La primera aparición de Javier Bardem me deja descolocado porque alguien -no sé quién, no conozco a nadie en ese mundillo- se ha inspirado en mi apariencia para dibujar su personaje. Hay mucho de imagen especular en ese corpachón desgarbado y en esas canas expandidas. Cuando llevo el pelo largo se me pone así, tal cual, ondulado a lo pijo, a lo fashion pijo, como en las fotos de la escuela.

Los dos lucimos -o deslucimos- una caraza de hombre criado a biberón que nunca conoció la escasez del frigorífico ni la dictadura de las básculas. Los dos, ay, llevamos ese aire indefinido entre la mansedumbre del espíritu y la mala hostia de la sangre. Esa irresoluble contradicción de hombres tranquilos que rumian por dentro sus encontronazos.

Bardem, eso sí, lleva unas gafas muy distintas a las mías -hace mucho que me apunté al look de Jean-Luc Godard precisamente porque le odio-, pero él las lleva como las llevo yo: con una resignación jesuítica que le viene de perlas para construir su personaje, pero que a mí, a lo largo de la vida, sólo me ha cerrado caminos promocionales y me ha ubicado en contextos inadecuados. Hay gafosos de necesidad y gafosos de corazón, y yo soy solo de los primeros.

Paso los primeros veinte minutos confundido, casi en silencio, lo que no es habitual en mí cuando tengo compañía en el sofá -soy un turras de mucho cuidado-  hasta que N. se cosca de mi desconcierto, me toca el hombro con suavidad y me dice descojonándose:

-          Tienes un aire...

-          Joder, un aire... ¡Un ventarrón! -le respondo.

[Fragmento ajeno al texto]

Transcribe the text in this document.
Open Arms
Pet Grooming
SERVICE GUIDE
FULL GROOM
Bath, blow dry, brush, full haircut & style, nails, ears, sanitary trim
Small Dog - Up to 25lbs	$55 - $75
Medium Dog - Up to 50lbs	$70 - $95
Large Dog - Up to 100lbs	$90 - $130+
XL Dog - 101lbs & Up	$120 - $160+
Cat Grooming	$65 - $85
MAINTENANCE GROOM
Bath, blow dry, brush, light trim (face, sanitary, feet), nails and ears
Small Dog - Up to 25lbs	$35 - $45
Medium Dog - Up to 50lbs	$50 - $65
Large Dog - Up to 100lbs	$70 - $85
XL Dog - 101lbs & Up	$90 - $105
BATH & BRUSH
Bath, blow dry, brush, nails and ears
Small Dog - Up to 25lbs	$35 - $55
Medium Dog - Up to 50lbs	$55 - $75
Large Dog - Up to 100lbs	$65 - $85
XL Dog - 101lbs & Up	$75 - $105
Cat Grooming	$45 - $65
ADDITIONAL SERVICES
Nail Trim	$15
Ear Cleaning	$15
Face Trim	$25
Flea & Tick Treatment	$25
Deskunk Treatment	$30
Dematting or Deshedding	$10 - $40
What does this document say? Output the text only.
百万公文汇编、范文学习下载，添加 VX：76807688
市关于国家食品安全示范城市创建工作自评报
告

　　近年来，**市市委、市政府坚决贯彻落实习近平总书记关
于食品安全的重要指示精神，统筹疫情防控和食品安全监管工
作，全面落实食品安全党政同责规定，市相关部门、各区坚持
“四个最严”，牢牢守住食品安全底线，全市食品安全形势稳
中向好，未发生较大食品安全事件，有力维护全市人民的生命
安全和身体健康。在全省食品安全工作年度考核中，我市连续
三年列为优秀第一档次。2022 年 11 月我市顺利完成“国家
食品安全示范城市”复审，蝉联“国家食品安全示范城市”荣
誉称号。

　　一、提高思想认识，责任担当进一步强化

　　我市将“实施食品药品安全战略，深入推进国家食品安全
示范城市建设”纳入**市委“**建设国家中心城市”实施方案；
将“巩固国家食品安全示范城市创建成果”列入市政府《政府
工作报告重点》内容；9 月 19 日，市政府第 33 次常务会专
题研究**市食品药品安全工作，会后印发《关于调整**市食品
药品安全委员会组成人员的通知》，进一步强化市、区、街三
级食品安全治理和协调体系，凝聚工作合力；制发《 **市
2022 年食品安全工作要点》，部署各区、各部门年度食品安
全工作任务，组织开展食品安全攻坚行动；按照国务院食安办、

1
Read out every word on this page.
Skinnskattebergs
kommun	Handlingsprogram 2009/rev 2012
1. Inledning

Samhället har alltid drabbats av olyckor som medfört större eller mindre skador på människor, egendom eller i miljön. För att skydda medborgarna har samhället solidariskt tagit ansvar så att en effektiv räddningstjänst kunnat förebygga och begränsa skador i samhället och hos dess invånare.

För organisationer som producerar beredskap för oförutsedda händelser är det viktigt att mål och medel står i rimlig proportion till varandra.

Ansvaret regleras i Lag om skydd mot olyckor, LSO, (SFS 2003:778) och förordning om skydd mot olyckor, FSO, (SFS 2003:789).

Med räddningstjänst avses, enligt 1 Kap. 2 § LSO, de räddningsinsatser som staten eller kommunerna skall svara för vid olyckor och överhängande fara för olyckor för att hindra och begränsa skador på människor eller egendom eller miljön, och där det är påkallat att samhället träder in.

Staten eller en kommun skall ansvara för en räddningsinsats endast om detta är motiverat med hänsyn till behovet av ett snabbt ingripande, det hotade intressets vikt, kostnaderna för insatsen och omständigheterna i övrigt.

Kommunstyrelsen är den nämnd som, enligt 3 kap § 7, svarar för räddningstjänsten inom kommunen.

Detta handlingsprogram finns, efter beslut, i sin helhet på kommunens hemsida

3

Nos reímos, sí, y gracias a la risa por fin despierto y me centro en los oficios del buen patrón de “Básculas Blanco”, que es un metomentodo que no admite la infelicidad de sus empleados. Todo por la producción. El buen patrón lo mismo ejerce de confesor que de asesor matrimonial. De psicólogo que de matón profesional. Lo que toque. Un tipo peligroso si le desequilibras el peso de los cojones, que lleva perfectamente calibrados.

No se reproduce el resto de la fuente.